2. A single person should have the option to keep all of their friends with babies in a different news stream. Feel like checking out another video of little Charlie chewing on a toy and babbling incoherently? Switch over! Want to enjoy your feed free of these drooling, spitting-up cuties, and get back to the real stuff like a picture of what James had for lunch today, you have that option.
3. If you have just started dating someone, Facebook should offer a summary of that person’s romantic past, pictures, and relationship status changes from the past five years. This will save time and energy used to search through old status updates looking for any signs of crazy, and old albums to decide who is more attractive, you or the ex.

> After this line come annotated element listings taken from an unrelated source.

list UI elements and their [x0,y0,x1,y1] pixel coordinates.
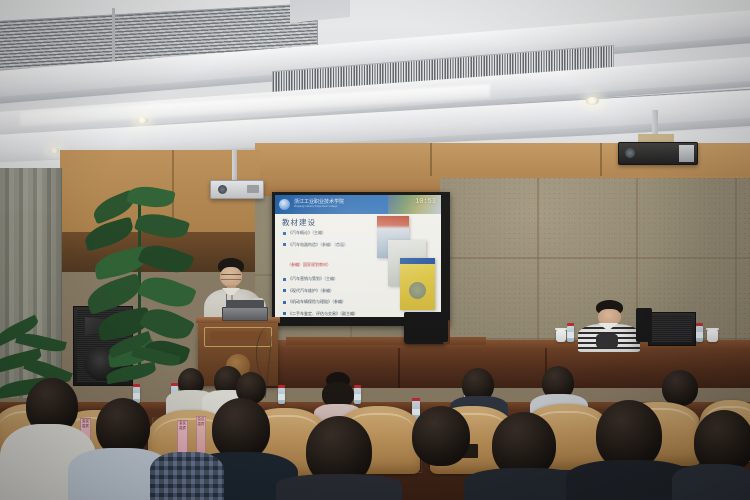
projector-left [210,180,264,199]
projector-right [618,142,698,165]
cup-lid [555,328,567,330]
audience-plaid-shirt [150,452,224,500]
bottle-cap [696,323,703,326]
projection-screen-frame: 浙江工业职业技术学院 Zhejiang Industry Polytechnic… [272,192,450,326]
audience-head-front-3 [212,398,270,460]
bottle-cap [567,323,574,326]
plant-leaf [134,208,190,243]
projector-left-mount-pole [232,150,237,182]
bottle-cap [412,398,420,401]
stage-table-left-top [286,337,486,345]
chair-label-text: 会议嘉宾 [197,417,205,426]
projector-left-lens [218,185,227,194]
water-bottle-row-3 [278,388,285,404]
plant-leaf [82,217,136,252]
presenter-laptop-lid [226,300,264,308]
tea-cup-table-1 [556,330,566,342]
presenter-glasses-icon [221,274,241,280]
bottle-label [412,409,420,415]
bottle-cap [133,384,140,387]
cup-lid [706,328,719,330]
screen-light-wash [275,195,441,317]
chair-label-text: 会议嘉宾 [81,419,90,428]
projector-left-vent [247,185,259,193]
ceiling-vent-divider [112,8,115,64]
plant-leaf [126,182,175,211]
seated-official-arm [596,334,618,348]
projector-right-lens [625,148,635,158]
audience-body-front-8 [672,464,750,500]
bottle-cap [171,383,178,386]
presenter-laptop [222,307,268,321]
bottle-label [696,332,703,337]
audience-head-mid-6 [662,370,698,406]
chair-label-text: 会议嘉宾 [178,421,187,430]
stage-monitor-box [404,312,448,342]
tea-cup-table-2 [707,330,718,342]
bottle-label [278,394,285,399]
pa-speaker-right-grille [652,316,692,342]
water-bottle-table-1 [567,326,574,342]
audience-head-front-5 [412,406,470,466]
water-bottle-table-2 [696,326,703,342]
bottle-cap [278,385,285,388]
pa-speaker-right [648,312,696,346]
audience-body-front-4 [276,474,402,500]
downlight-2 [586,97,599,105]
seated-official-chair [636,308,652,342]
downlight-1 [137,117,148,124]
plant-frond [105,362,157,384]
projector-right-panel [679,145,694,162]
plant-leaf [137,239,194,279]
bottle-label [567,332,574,337]
lecture-hall-photo: 浙江工业职业技术学院 Zhejiang Industry Polytechnic… [0,0,750,500]
head-table-panel-seam-1 [398,348,400,388]
downlight-7 [50,148,59,154]
bottle-label [133,393,140,398]
projection-screen: 浙江工业职业技术学院 Zhejiang Industry Polytechnic… [275,195,441,317]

4. Facebook should search for key words such as “Stella & Dot,” “Scentsy, and “Mary Kay” to notify you when your third grade classmate begins their journey of sales rep. This gives you the option of immediately unfriending/gearing up for the onslaught of emails for parties and special offers/ deleting your profile completely. Or starting a new account with a pseudonym, catfished pictures, and a hometown of Beijing, but let’s face it, they’ll probably still find you and let you know that you can get the new owl warmer at 50 percent off.